Rahasia Sukses Mendisiplinkan Anak Harus Tanpa Marah-Marah 

Dian Afrillia
Rahasia Sukses Mendisiplinkan Anak Harus Tanpa Marah-Marah 

Mengajarkan anak untuk disiplin bisa dilakukan sedini mungkin. Bahkan sejak balita. Kenapa? Karena pada usia di bawah lima tahun, anak mulai menyerap informasi dan mulai mencari tahu banyak hal. Di sisi orang tua, ini saatnya menanamkan nilai-nilai positif untuk anak agar menjadi fondasi yang kuat. 

Mendisiplinkan anak sejak kecil akan membuat anak tahu batasan, mengerti tanggung jawab, memahami konsekuensi dari suatu perbuatan, dan ini akan terbawa sampai ia dewasa kelak. 

Masalahnya, membuat anak disiplin tentu bukan perkara mudah. Namanya anak-anak, pasti ada aja hal-hal yang membuat ibu kesal, merasa kalau ia susah menurut, dan penuh drama. Perlahan dan harus disertai kesabaran tanpa batas, ibu bisa mulai menerapkan lima hal berikut ini dalam kehidupan sehari-hari.

Punya aturan yang jelas

Jangan langsung marah-marah pada anak ketika dia sedang menyebalkan. Ibu juga harus menentukan aturan yang jelas dan mudah dipahami anak. Nggak semua hal harus dimarahi. 

Kalau perlu, catatlah aturan-aturan yang ingin diterapkan. Misalnya, soal waktu tidur, harus membereskan mainan setelah dipakai, screen time, waktu belajar, dan sebagainya. Jika anak melakukan hal-hal di luar peraturan, pertimbangkan lagi untuk memberinya sanksi. 

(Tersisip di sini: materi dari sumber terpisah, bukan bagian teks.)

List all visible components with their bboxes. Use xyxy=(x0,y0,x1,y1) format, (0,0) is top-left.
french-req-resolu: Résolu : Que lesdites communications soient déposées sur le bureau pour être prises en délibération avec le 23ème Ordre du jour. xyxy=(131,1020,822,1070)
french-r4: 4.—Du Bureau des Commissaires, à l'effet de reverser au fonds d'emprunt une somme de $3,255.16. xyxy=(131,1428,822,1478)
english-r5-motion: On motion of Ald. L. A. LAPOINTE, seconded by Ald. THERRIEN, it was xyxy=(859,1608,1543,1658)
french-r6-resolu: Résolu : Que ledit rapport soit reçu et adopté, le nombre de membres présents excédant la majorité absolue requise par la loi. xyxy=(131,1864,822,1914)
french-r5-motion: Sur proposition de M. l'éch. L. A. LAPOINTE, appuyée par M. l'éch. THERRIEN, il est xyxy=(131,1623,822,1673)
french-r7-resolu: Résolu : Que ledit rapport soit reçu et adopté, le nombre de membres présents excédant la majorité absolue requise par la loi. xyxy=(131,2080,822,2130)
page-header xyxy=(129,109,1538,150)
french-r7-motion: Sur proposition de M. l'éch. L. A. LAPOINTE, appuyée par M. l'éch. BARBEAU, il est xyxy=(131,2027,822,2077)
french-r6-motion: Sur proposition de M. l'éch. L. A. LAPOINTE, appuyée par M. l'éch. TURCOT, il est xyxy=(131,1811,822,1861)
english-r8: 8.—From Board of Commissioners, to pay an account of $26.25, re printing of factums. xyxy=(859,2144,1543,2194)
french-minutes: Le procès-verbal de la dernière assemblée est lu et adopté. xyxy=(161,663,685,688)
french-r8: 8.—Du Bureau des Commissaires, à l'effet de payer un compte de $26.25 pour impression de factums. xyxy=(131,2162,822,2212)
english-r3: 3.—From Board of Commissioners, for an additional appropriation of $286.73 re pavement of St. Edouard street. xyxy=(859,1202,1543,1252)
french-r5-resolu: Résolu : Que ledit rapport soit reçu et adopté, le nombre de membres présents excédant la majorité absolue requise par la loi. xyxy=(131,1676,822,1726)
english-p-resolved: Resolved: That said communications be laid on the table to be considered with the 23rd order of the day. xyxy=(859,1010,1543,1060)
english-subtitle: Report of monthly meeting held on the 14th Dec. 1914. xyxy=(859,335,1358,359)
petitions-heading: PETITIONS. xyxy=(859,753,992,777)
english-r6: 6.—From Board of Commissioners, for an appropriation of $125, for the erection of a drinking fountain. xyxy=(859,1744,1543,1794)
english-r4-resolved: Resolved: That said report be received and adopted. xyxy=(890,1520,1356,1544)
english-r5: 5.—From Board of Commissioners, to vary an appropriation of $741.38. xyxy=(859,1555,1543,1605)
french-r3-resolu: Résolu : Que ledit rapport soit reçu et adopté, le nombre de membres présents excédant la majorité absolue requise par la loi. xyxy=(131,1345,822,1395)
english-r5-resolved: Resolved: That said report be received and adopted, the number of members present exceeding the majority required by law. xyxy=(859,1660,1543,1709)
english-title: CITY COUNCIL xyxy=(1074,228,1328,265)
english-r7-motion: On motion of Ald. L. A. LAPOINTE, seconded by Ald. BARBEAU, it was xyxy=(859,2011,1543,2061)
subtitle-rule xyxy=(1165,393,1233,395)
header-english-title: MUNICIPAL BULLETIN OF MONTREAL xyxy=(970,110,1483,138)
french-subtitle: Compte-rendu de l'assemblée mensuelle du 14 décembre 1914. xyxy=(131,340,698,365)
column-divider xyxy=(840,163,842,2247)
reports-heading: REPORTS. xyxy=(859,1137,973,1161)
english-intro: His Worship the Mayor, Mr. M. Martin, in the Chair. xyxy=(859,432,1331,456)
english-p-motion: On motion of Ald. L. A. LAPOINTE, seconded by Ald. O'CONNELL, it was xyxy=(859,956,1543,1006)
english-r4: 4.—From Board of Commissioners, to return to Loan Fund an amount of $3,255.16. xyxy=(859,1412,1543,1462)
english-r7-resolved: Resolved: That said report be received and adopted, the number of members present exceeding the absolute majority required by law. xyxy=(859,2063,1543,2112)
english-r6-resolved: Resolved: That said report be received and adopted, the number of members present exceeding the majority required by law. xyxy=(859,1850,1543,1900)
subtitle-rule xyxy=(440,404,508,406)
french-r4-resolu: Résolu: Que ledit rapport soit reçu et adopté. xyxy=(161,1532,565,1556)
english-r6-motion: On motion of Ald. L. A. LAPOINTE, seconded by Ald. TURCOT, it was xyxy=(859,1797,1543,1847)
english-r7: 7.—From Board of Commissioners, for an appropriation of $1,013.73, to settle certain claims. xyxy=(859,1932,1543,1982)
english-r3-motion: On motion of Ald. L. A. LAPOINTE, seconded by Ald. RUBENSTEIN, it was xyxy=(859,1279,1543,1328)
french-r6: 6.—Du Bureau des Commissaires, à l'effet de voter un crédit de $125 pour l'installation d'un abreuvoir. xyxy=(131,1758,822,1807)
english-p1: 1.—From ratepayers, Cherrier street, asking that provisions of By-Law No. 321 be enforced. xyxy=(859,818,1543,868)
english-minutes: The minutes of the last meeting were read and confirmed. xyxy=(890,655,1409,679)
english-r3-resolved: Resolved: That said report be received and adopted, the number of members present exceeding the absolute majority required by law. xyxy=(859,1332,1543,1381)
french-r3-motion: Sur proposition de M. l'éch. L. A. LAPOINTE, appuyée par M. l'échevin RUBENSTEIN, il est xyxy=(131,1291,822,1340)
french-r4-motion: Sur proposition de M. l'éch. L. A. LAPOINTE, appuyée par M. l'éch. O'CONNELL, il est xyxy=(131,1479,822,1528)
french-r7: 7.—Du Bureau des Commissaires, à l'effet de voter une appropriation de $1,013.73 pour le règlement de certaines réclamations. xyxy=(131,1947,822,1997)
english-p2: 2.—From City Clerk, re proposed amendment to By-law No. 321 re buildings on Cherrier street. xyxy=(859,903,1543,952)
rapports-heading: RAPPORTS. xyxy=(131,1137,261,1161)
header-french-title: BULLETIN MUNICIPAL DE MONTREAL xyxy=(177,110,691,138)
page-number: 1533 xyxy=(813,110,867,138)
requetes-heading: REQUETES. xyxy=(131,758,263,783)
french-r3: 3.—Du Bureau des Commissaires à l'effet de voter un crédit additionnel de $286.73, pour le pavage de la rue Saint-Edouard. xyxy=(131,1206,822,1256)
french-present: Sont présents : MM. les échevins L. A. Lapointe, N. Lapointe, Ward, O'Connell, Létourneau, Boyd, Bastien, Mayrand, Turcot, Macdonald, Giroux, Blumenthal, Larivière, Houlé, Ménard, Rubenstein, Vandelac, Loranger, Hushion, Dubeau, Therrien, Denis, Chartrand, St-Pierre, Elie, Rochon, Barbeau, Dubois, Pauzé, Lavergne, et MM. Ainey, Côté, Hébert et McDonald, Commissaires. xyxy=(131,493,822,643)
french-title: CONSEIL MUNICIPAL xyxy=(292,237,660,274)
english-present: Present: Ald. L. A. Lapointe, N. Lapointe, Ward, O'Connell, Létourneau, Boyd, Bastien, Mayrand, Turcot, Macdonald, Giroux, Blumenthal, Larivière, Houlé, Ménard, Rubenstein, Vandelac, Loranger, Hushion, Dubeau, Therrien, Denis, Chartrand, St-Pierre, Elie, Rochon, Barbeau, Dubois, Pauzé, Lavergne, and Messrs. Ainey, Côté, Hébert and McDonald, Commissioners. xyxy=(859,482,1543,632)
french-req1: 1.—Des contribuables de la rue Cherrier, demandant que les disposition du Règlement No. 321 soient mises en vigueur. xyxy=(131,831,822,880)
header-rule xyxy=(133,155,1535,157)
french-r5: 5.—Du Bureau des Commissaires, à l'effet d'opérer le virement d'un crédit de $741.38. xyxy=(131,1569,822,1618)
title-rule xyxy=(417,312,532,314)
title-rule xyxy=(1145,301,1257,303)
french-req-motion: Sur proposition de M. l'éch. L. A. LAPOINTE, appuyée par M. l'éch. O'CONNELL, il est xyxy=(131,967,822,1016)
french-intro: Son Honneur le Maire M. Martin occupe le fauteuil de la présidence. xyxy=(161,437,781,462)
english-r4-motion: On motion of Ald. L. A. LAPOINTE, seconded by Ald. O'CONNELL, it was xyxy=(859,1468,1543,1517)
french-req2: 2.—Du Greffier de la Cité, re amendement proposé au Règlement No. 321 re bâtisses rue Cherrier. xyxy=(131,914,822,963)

Memberikan penjelasan pada anak soal pelanggaran 

Apakah anak akan langsung patuh pada aturan? Bisa jadi tidak. Ia akan bingung kenapa harus melakukannya dan kenapa nggak boleh punya cara sendiri. Maka dari itu, penting juga untuk menjelaskan pada anak. Kenapa dia harus tidur siang, kenapa makanannya harus habis, kenapa jatah nonton Youtube-nya hanya sebentar, kenapa mainan harus dibereskan. 

Berikan hukuman sesuai kesalahan 

Apakah anak boleh dihukum bila melanggar peraturan? Yap, ibu boleh memberi hukuman. Namun, harus sesuai kesalahan dan masih batas wajar ya. Hukuman yang diberikan bukan berupa kekerasan fisik seperti memukul atau mencubit. Ibu bisa mencabut hak istimewa, mendiamkan anak, atau memintanya melakukan tugas tambahan. 

Konsisten

Menjalankan program disiplin pada anak ini nggak mudah. Tapi ibu pun nggak boleh lengah. Ibu harus konsisten pada aturan yang sudah dibuat. Jangan menyerah dan kalah. Selalu ingat kalau semua ini dilakukan untuk membuat anak jadi lebih disiplin sampai dia dewasa nanti. 

Jangan lupa memberikan dukungan dan pujian 

Membuat anak disiplin boleh, tapi jangan lupa untuk selalu memberinya dukungan, memberi semangat, dan pujian. Ini akan membuat anak merasa dihargai dan nggak mengingat ibu sebagai sosok yang suka mengatur dan marah-marah.